La Plath ai tempi del suo praticantato a “Mademoiselle”, 1953.

Sylvia Plath metaforizza la situazione di Esther nell’immagine di un albero di fico dal quale la giovane non sa scegliere.

Un frutto rappresenta la vita domestica di madre e moglie, un altro la carriera come giornalista, un altro ancora la poetessa. Con onestà disarmante Esther ammette di non voler cogliere alcun frutto. Esther è una giovane donna che non vuole scegliere e conformarsi, e questo non è ammissibile. I fichi avvizziscono e marciscono sotto i suoi piedi, lasciandola sprofondare nel vortice della sua fragilità. Il grido di aiuto di Esther è inascoltato, la sua discesa nella malattia mentale incompresa e stigmatizzata.

“Il pensiero che mi sarei potuta ammazzare prese spassionatamente forma nella mia mente, come un albero o un fiore”

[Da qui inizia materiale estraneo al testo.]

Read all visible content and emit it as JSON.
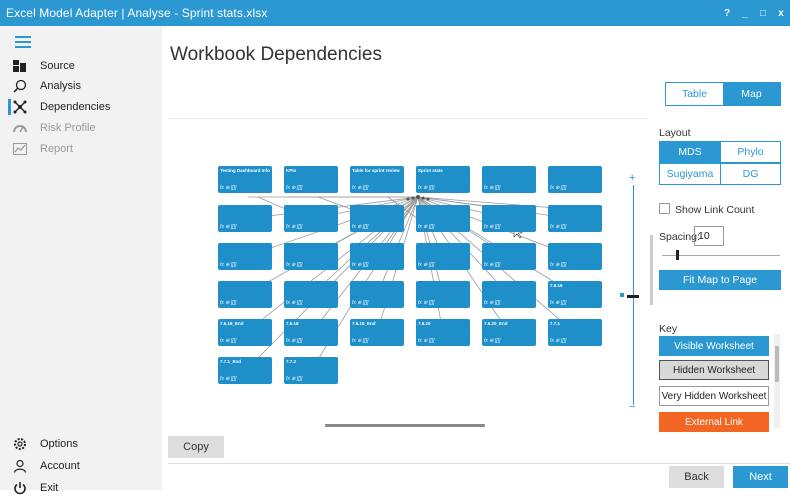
{
  "window": {
    "title": "Excel Model Adapter | Analyse - Sprint stats.xlsx",
    "help": "?",
    "minimize": "_",
    "maximize": "□",
    "close": "x"
  },
  "sidebar": {
    "items": [
      {
        "label": "Source",
        "icon": "source-icon"
      },
      {
        "label": "Analysis",
        "icon": "search-icon"
      },
      {
        "label": "Dependencies",
        "icon": "network-icon"
      },
      {
        "label": "Risk Profile",
        "icon": "risk-icon"
      },
      {
        "label": "Report",
        "icon": "report-icon"
      }
    ],
    "footer": [
      {
        "label": "Options",
        "icon": "gear-icon"
      },
      {
        "label": "Account",
        "icon": "user-icon"
      },
      {
        "label": "Exit",
        "icon": "power-icon"
      }
    ]
  },
  "main": {
    "title": "Workbook Dependencies"
  },
  "view_toggle": {
    "table": "Table",
    "map": "Map"
  },
  "layout": {
    "label": "Layout",
    "mds": "MDS",
    "phylo": "Phylo",
    "sugiyama": "Sugiyama",
    "dg": "DG"
  },
  "options": {
    "show_link_count": "Show Link Count",
    "spacing_label": "Spacing:",
    "spacing_value": "10",
    "fit_button": "Fit Map to Page"
  },
  "key": {
    "label": "Key",
    "visible": "Visible Worksheet",
    "hidden": "Hidden Worksheet",
    "very_hidden": "Very Hidden Worksheet",
    "external": "External Link"
  },
  "buttons": {
    "copy": "Copy",
    "back": "Back",
    "next": "Next"
  },
  "sheets": {
    "s0": "Testing Dashboard Info",
    "s1": "KPIs",
    "s2": "Table for sprint review",
    "s3": "Sprint stats",
    "s4": "7.6.16",
    "s5": "7.6.18_End",
    "s6": "7.5.18",
    "s7": "7.6.18_End",
    "s8": "7.6.20",
    "s9": "7.6.20_End",
    "s10": "7.7.1",
    "s11": "7.7.1_End",
    "s12": "7.7.2",
    "fx": "fx ⊕ [[]]"
  },
  "colors": {
    "accent": "#2b98d1",
    "external": "#f26522"
  }
}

Il romanzo è pervaso da un martellante richiamo alla morte – il caso dei Rosenberg, condannati alla sedia elettrica. Non soltanto morte come esecuzione capitale: morte in quanto individuo alienato della società di massa, morte desiderata e temuta, morte concretizzata nel suicidio della sua amica Joan. Una volta tornata a casa, Esther comincia un lungo processo, che costituisce il cuore nero del romanzo e il vero lascito testamentario della Plath. Gli innumerevoli maledestri tentativi di suicidio tengono il lettore  sulle spine. La malattia mentale, così incompresa nella rigida società degli anni ’50, non può che condurre alla terribile esperienza dell’elettroshock.

A 55 anni di distanza, non c’è modo migliore di ricordare la breve e intensa vita di Sylvia Plath che rileggere il suo unico romanzo. La Campana di vetro ha il pregio di schiaffeggiarci con la verità del quotidiano. Con uno stile veloce e incisivo, ci mette davanti a una condizione esistenziale: l’immobilità forzata, il terrore del giudizio altrui, la nostra vita votata al successo. Chi non ce la fa, chi rimane indietro rispetto a questo vasto flusso di persone che corrono verso i loro obiettivi, soffoca nell’aria rarefatta della campana. È il racconto di una giovane donna che non trova consolazione, la cui unica esigenza è forse quella parola pronunciata dalla dottoressa Malon a fine romanzo: tenerezza.

 La campana di vetro è un romanzo che mette di fronte all’intima debolezza di ogni essere umano e forse, proprio per questo, ci fa sentire meno soli nelle nostre fragilità.